L’objectif, en fin de compte : réduire la consommation d’eau québécoise. « Ce serait presque une bonne nouvelle qu’on fasse moins d’argent avec les redevances que les 30 millions qui sont escomptés parce que ça voudra dire qu’il y a un changement de comportement important qui a été fait », a indiqué M. Charette.
Nouveau Fonds bleu
S’il est adopté, le projet de loi 20 lancera officiellement le Fonds bleu, « notamment affecté au financement de toute mesure que le ministre […] peut réaliser en lien avec la protection, la restauration, la mise en valeur et la gestion de l’eau ». Il fera aussi en sorte de « prohiber ou de limiter certains usages de l’eau ».
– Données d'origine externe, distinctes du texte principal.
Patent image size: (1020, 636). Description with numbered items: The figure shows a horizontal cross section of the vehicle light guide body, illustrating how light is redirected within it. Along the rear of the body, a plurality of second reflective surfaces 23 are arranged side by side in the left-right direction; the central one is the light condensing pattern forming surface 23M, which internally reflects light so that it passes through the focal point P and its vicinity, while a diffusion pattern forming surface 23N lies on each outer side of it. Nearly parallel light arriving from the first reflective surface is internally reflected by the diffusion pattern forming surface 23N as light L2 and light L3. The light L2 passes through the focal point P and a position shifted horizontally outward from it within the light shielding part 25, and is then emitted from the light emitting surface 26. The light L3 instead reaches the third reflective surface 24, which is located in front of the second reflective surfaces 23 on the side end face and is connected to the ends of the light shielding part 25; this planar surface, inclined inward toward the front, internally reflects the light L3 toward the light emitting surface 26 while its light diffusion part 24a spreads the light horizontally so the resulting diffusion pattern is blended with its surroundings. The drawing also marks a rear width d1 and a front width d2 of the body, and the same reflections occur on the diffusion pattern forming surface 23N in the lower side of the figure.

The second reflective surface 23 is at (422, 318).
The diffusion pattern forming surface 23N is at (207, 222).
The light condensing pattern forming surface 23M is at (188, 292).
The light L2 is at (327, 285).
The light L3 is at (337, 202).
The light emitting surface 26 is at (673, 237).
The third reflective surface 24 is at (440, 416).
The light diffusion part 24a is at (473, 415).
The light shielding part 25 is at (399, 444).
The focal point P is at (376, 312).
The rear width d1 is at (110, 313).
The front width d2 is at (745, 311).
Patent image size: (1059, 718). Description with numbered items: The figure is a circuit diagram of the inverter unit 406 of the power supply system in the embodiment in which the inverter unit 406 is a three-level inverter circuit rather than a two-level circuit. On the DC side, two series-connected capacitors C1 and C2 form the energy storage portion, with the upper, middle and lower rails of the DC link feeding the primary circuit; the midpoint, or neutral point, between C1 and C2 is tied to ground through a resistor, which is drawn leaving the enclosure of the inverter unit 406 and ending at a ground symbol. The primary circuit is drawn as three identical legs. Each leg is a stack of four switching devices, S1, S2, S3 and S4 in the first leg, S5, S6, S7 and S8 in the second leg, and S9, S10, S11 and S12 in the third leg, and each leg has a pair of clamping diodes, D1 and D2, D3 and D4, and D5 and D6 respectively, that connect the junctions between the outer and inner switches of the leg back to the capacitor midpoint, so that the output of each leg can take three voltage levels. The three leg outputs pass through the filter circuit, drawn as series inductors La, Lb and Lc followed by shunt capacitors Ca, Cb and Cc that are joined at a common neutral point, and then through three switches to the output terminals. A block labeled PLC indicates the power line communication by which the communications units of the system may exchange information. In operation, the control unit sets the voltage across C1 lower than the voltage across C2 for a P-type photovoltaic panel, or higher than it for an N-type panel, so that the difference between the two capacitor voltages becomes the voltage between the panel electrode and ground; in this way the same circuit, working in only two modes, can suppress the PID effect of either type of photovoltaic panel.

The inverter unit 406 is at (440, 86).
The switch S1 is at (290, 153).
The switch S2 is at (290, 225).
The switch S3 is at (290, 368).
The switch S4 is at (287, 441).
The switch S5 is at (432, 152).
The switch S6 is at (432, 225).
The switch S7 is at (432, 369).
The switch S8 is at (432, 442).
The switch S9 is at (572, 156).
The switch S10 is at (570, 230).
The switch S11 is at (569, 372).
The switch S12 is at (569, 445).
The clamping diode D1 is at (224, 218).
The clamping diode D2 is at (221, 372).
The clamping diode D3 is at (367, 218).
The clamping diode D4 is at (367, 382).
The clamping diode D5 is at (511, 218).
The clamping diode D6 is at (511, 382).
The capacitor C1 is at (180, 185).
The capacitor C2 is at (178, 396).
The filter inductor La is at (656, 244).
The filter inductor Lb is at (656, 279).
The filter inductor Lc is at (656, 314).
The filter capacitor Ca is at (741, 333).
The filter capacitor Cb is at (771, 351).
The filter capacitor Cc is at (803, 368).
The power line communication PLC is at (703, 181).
Dans son budget déposé à la mi-mars, le ministre des Finances, Eric Girard, avait réservé 500 millions de dollars pour la création du Fonds bleu. L’augmentation des redevances, indexée à 3 % annuellement et modifiable tous les cinq ans, financera en partie ses activités.
Où est passée l’enveloppe de 650 millions de dollars promise en campagne électorale ? « On est à une première année d’un nouveau mandat. Moi, j’étais déjà très heureux d’avoir 500 millions de dollars de confirmés. Mais vous allez voir, au gré des budgets, c’est des sommes qui vont être majorées. Et on est fermes sur l’engagement qui a été pris », a soutenu M. Charette jeudi.
Lever le secret et interdireles bouteilles en plastique
Le ministre de l’Environnement ne s’arrête pas simplement à la hausse des redevances. Le règlement qu’il soumettra prochainement doit permettre de lever le secret sur les quantités d’eau pompées par le privé à même le territoire du Québec.
La Cour du Québec avait décidé l’an dernier d’interdire la publication de ces informations pour protéger le « secret commercial ». Le ministre Charette s’était depuis engagé à intervenir pour revoir le cadre législatif.
Les compagnies qui utilisent l’eau des aqueducs aux fins d’embouteillage commercial sont par ailleurs en voie de disparition. Le projet de loi 20 permet au gouvernement de prohiber la vente et la distribution de produits « dans des contenants à remplissage unique ».
« Les petites bouteilles d’eau qui sont vendues au Québec et qui ne contiennent que de l’eau provenant des réseaux d’aqueduc, pour moi, c’est un non-sens », a affirmé M. Charette sans pointer d’entreprises du doigt, jeudi. « Donc, ne vous surprenez pas. Dans la prochaine année, on va espérer pouvoir déposer un projet de [règlement]. »
En entrevue avec Le Devoir jeudi, la directrice générale de l’organisme Eau secours, Rébecca Pétrin, a salué la « motivation » de M. Charette « à aller vers une réglementation de plus en plus stricte ». « La seule chose, c’est que, les bouteilles d’eau [à usage unique], j’ai peur que ça mette plus de pression au niveau de la ressource en eau souterraine, que ça délocalise les embouteilleurs des aqueducs vers l’eau de source », a-t-elle dit.
À l’heure actuelle, l’industrie prélève annuellement 800 milliards de litres d’eau au Québec. Benoit Charette n’a pas voulu fixer de cible de réduction de la consommation d’eau, jeudi.